Dr. Mario Roederer presented some proof-of-concept work in using Fluidigm technology to identify various T cell subtypes. The technology allows transcriptomics analysis of a predefined set of genes for ether a bulk cell population or an individual cell. Using this assay his group was able to identify specific signatures in samples from subjects vaccinated in the RV144 trial, something that was not possible with more conventional assays because of the extremely low level of T cell responses in that trial. These signatures can be interrogated for new correlates of protection.

T-cell responses

Many different factors impact CD8-based immune responses, so Dr. Bruce Walker’s group developed an in vitro assay where some of these variables can be controlled. They isolate tetramer-sorted CD8 cells that target KK10 epitope and use HLA B27-transfected HIV-infected cells as targets. In this assay, CD8 cells from elite controllers are drastically better at suppressing the virus than CD8 cells from rapid progressors. The in vitro model allows to further dissect CD8 responses from the two groups of patients by looking at specific clonotypes of CD8 cells. Clonotypes obtained from controllers had variable activity against HIV, some being significantly better than others in inhibiting viral replication. On the other hand, all clonotypes from progressors had minimal activity. Moreover, clonotypes from controllers also had more breadth in recognizing different variants of the KK10 epitope, had higher proliferative responses, and exhibited faster kinetics of responses than clonotypes from progressors (although the final magnitude of responses was the same).

Innate immunity

Dr. Nina Bhardwaj’s talk focused on the role the microparticles (MPs) play in HIV pathogenesis. Normally the blood contains MPs derived from platelets, but in HIV infection other MPs appear, which are derived from cells undergoing apoptosis. While these MPs have signals on their surface that stimulate their absorption and digestion by macrophages, they continue to be present in the blood, perhaps because the macrophages are overloaded by the excess of apoptosis associated with HIV infection. Bhardwaj group showed that in vitro these MPs suppress DC functions, including secretion of IL12 and the ability to prime CD4 and CD8 cells. CD44 receptor on the surface of DCs seems to be important for this activity of MPs; blocking this molecule partially restores DC functionality.

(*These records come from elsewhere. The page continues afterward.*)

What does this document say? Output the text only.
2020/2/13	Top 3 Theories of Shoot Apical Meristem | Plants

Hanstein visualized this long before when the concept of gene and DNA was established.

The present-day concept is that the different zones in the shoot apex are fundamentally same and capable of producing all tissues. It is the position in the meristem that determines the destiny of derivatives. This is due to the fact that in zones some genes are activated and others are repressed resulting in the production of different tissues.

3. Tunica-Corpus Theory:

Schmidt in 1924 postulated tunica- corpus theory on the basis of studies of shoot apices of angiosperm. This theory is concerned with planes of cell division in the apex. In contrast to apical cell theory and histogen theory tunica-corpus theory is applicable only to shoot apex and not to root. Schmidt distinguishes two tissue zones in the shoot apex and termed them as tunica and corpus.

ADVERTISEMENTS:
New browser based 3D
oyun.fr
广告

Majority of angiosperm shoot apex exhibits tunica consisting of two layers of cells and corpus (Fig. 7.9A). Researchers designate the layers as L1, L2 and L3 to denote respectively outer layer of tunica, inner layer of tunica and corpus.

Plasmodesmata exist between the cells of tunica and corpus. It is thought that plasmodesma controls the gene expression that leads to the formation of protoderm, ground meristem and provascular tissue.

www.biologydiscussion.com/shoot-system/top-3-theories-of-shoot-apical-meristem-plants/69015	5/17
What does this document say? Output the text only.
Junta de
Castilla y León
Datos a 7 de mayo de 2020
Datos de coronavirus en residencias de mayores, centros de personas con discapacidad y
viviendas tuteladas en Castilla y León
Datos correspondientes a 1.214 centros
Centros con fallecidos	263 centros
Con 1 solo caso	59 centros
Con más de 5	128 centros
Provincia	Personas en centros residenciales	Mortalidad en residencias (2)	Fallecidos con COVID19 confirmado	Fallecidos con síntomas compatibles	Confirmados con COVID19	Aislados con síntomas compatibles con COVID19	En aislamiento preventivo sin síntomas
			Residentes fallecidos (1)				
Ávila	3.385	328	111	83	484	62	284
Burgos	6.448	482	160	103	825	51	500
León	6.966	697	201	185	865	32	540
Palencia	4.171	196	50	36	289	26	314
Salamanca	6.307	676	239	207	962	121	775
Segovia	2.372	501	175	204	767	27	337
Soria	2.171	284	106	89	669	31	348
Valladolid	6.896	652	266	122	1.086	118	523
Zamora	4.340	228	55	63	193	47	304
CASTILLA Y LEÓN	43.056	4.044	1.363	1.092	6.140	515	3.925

Dr. Bhardwaj also showed data on plasmacytoid DCs (pDCs), which are activated by HIV via TLR7. pDCs secrete INF and other pro-inflammatory cytokines. While this activation persists for weeks and may contribute to chronic immune activation during HIV infection, the same cells according to Bhardwaj stimulate differentiation of Tregs from naïve T cell population.

Dr. Persephone Borrow looked at HIV evolution of sensitivity to IFNs. Previously it was shown that pro-inflammatory cytokines have highest levels very early after infection and their levels decrease in chronic infection. Borrow hypothesized that transmitted founder (TF) viruses may possess higher resistance to IFN effects. By cloning and/or reconstructing TF and chronic viruses from longitudinal samples and testing their ability to replicate in the presence of IFNs in vitro, her group indeed observed that TF viruses are more resistant to IFNs than chronic viruses, and that resistance is lost fairly quickly, within the first 6 months of infection.